Y luego, dirigiéndose a mí, añadió:
—Yo no quisiera que se extremara tanto en sus devociones; pero no se la puede contener. Su alma es muy vehemente, y una vez que logré dirigirla al santo fin que me proponía, hase inflamado en una piedad estupenda. Es un fuego abrasador su espíritu, no un vano soplo, y la creo capaz de grandes cosas en la esfera de la vida mística que tan celosamente ha abrazado.
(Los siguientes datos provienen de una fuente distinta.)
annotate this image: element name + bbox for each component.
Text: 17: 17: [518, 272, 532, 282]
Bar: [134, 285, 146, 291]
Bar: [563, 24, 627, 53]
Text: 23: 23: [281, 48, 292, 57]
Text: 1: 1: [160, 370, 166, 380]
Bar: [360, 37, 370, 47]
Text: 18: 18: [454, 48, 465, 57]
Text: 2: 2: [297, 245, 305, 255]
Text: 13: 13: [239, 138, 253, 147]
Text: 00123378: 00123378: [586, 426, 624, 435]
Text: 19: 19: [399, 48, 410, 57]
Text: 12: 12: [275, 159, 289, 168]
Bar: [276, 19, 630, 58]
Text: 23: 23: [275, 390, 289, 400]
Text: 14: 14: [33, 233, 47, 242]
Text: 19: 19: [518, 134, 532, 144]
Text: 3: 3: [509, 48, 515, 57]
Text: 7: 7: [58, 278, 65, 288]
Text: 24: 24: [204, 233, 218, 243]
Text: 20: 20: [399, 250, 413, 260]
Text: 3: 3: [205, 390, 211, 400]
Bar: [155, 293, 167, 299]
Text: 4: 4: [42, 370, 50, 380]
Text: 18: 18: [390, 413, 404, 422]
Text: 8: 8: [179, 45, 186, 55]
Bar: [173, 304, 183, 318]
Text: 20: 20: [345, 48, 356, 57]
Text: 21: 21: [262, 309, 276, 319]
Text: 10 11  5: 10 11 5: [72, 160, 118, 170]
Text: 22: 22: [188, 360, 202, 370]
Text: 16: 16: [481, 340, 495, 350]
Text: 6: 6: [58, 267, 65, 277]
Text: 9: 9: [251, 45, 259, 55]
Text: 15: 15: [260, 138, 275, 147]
—Por Dios y todos los santos, ruego a usted, señora, que me permita ver a Inés. Es mi amiga, mi hermana. Yo tengo orgullo en su virtud, yo me siento ofendida y lastimada por la mala opinión que hoy se tiene de ella en esta casa. Quiero hacer una buena obra y volverle su honor. ¿Por qué ha de intervenir en esto la justicia, si yo confío en que la traeré a casa? La justicia es el escándalo... Yo quiero ver a Inés, y conseguiré de ella con una palabra más que toda la curia con una montaña de papeles. Señora madre, esto que digo es inspiración de Dios, me salen estas palabras del fondo del alma, siento dentro de mí un blando susurro, como si la voz de un ángel me las dictara. No se oponga usted a esta divina voluntad, pues voluntad divina es en este momento la mía.
La señora de Rumblar reflexionó, miró al techo, después a mí, luego a su hija, y al fin exhalando un hondo suspiro, dijo:
—La dignidad y entereza tienen su límite, y la razón no puede a veces resistir a las súplicas del sentimiento y la piedad reunidos. Asunción, puedes ir a ver a Inés. Te llevará D. Paco.
La muchacha corrió ligera a vestirse.
—Pues como indiqué a usted, señora condesa...—dije, reanudando mi interrumpida conferencia diplomática.
—Haga usted cuenta de que no ha indicado nada, caballero. Todo es inútil. Si el objeto de su visita es traerme recados o proposiciones de la condesa, puede usted retirarse.
—La señora condesa se apresura a conceder a usted...
—No quiero que me conceda nada. El jefe de la familia es la señora marquesa de Leiva, y a estas horas ha tomado todas las providencias necesarias para que todo vuelva a su lugar. Nada me corresponde hacer.